Several reasons underlie Kuwait’s commitment to regional diplomacy, although they have evolved over time. Aside from Saudi Arabia, which never fell under foreign domination, Kuwait became the first of the British-protected sheikhdoms in the Gulf to gain independence in 1961, 10 years before Bahrain, Qatar and the UAE. British forces returned to Kuwait within a week of leaving, however, after Iraq’s military ruler moved forces toward the southern border and appeared ready to move into Kuwait. Although British troops were later replaced by an Arab League force, and Iraq dropped its territorial claim to Kuwait and recognized its independence in 1963, the incident provided a sobering lesson to Kuwaiti leaders of the vulnerability of small states to powerful and expansionary neighbors. As a small state, Kuwait has also appreciated the value of cooperative regional partnerships and balance in international affairs that eschews taking sides or viewing policies through a zero-sum mentality.

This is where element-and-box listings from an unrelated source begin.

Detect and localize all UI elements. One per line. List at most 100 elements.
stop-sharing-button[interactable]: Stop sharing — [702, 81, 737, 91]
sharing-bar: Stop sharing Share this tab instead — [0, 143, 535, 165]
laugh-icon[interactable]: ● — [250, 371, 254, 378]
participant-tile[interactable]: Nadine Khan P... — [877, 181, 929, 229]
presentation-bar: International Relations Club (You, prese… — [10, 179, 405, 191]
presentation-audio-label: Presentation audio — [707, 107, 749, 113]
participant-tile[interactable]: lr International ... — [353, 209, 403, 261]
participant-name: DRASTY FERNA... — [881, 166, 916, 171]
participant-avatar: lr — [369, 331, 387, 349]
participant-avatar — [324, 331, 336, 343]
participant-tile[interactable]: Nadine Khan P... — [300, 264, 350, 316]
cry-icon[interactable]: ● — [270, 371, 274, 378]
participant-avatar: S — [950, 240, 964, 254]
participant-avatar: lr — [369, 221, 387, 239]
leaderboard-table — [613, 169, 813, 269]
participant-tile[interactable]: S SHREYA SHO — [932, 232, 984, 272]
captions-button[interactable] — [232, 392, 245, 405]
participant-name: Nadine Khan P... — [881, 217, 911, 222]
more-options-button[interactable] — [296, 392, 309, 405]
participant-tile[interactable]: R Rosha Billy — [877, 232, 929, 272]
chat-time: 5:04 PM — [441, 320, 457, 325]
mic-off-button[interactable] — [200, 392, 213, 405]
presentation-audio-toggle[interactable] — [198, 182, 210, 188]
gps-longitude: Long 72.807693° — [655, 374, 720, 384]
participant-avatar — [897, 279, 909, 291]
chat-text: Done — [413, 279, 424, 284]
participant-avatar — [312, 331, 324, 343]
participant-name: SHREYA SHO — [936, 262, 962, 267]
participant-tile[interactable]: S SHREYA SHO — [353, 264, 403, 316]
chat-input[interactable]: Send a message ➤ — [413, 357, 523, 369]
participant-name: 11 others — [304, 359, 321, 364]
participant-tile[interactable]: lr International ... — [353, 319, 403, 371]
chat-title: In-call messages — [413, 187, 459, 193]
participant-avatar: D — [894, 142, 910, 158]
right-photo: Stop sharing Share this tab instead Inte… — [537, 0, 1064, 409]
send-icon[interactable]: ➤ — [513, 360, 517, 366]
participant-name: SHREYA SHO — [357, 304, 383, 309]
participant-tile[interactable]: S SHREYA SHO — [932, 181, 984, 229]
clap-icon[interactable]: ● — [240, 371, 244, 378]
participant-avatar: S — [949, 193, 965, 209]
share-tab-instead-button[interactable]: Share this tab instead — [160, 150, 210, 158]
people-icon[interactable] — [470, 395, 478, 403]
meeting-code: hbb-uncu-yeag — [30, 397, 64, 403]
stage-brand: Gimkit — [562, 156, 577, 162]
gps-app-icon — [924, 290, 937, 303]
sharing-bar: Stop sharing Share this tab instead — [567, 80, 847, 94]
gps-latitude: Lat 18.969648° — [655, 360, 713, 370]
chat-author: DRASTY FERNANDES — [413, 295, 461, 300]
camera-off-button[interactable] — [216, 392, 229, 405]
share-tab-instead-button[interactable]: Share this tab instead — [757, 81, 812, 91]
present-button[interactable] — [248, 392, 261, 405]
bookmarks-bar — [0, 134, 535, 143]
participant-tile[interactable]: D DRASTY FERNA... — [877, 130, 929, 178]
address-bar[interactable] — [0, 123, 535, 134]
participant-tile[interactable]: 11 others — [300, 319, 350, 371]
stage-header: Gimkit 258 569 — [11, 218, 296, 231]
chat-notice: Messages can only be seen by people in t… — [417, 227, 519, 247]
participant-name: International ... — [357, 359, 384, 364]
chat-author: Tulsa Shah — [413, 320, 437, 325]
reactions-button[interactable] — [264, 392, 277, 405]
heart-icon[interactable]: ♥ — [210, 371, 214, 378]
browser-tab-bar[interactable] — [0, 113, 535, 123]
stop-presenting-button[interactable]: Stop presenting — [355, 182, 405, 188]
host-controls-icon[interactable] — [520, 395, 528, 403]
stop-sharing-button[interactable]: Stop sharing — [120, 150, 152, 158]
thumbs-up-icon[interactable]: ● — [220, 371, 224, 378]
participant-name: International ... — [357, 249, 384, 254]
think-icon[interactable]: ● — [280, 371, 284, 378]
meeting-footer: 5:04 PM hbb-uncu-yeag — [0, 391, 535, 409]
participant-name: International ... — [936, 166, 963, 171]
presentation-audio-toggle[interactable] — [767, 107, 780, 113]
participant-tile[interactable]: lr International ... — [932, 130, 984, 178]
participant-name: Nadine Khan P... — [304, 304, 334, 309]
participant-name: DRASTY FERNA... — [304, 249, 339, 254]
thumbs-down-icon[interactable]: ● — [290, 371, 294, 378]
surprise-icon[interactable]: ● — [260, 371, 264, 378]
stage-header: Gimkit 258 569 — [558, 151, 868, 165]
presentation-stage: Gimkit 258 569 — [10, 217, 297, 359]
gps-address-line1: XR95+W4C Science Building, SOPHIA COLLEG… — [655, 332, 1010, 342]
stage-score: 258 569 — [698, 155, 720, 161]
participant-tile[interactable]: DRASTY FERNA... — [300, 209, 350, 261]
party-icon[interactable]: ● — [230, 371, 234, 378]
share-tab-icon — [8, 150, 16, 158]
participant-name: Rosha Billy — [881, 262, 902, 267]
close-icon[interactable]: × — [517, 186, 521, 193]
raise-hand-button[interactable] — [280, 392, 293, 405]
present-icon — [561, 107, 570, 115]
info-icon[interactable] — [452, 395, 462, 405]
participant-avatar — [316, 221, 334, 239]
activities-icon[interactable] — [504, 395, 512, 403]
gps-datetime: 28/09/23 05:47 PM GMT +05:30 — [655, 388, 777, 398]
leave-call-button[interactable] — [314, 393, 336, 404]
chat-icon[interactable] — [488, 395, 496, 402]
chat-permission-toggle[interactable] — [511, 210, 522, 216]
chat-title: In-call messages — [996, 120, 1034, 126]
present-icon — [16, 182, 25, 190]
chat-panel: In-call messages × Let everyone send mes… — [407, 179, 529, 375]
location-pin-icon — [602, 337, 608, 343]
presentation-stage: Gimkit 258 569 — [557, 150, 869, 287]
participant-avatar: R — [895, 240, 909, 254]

Prior to becoming prime minister in 2003 and emir in January 2006, Sabah served for nearly 40 years as Kuwait’s foreign minister between 1963 and 2003, with a short break in the early-1990s. This record of more than five decades’ service has given Sabah unrivalled experience in regional and foreign affairs and, as he approaches his 90th birthday in June, a reputation as a respected elder statesman. Having experienced, at first hand in 1990, the invasion and occupation of his country by Iraqi forces, it was hardly a surprise that Sabah responded so energetically to the launch of the blockade of Qatar in June 2017, which represented the most serious rupture in GCC politics since the 1990-91 Gulf War.
Moreover, the damage done to the GCC as an institution is deeply felt in a country that was one of the architects of its creation in 1981, and whose leaders have devoted much of the past four decades to building and strengthening collective policy responses to shared regionwide concerns in the Gulf.
In May 2015, Sabah was one of only two GCC heads of state to attend in person the US-GCC summit with President Barack Obama at Camp David. (Emir Tamim bin Hamad Al Thani of Qatar was the other head of state.) If there is a window for "saving" or reviving the GCC, it probably lies within the remaining lifespan of Sabah, as well as Sultan Qaboos of Oman, the other wise elder statesman of the Gulf.
Kuwait’s ability to bridge regional and international approaches to diplomacy remains vital. Currently in the second year of a two-year term as one of the 10 rotating members of the United Nations Security Council, Kuwait has supported diplomatic, humanitarian and reconstruction initiatives in Yemen, Syria and Iraq, in partnership with international organizations and other Security Council members. At a time when US policy in the Gulf is characterized by a sense of drift that appears to be impacting efforts to secure regional support for Trump administration objectives vis-a-vis Iran, Syria or the peace process, this record of pragmatic engagement and quiet leadership continues to set Kuwait apart from the geopolitical straitjacket approach in Riyadh and Abu Dhabi to regional issues that has deepened polarization within the GCC and with Iran, and manifested itself in the continuing war and humanitarian catastrophe in Yemen.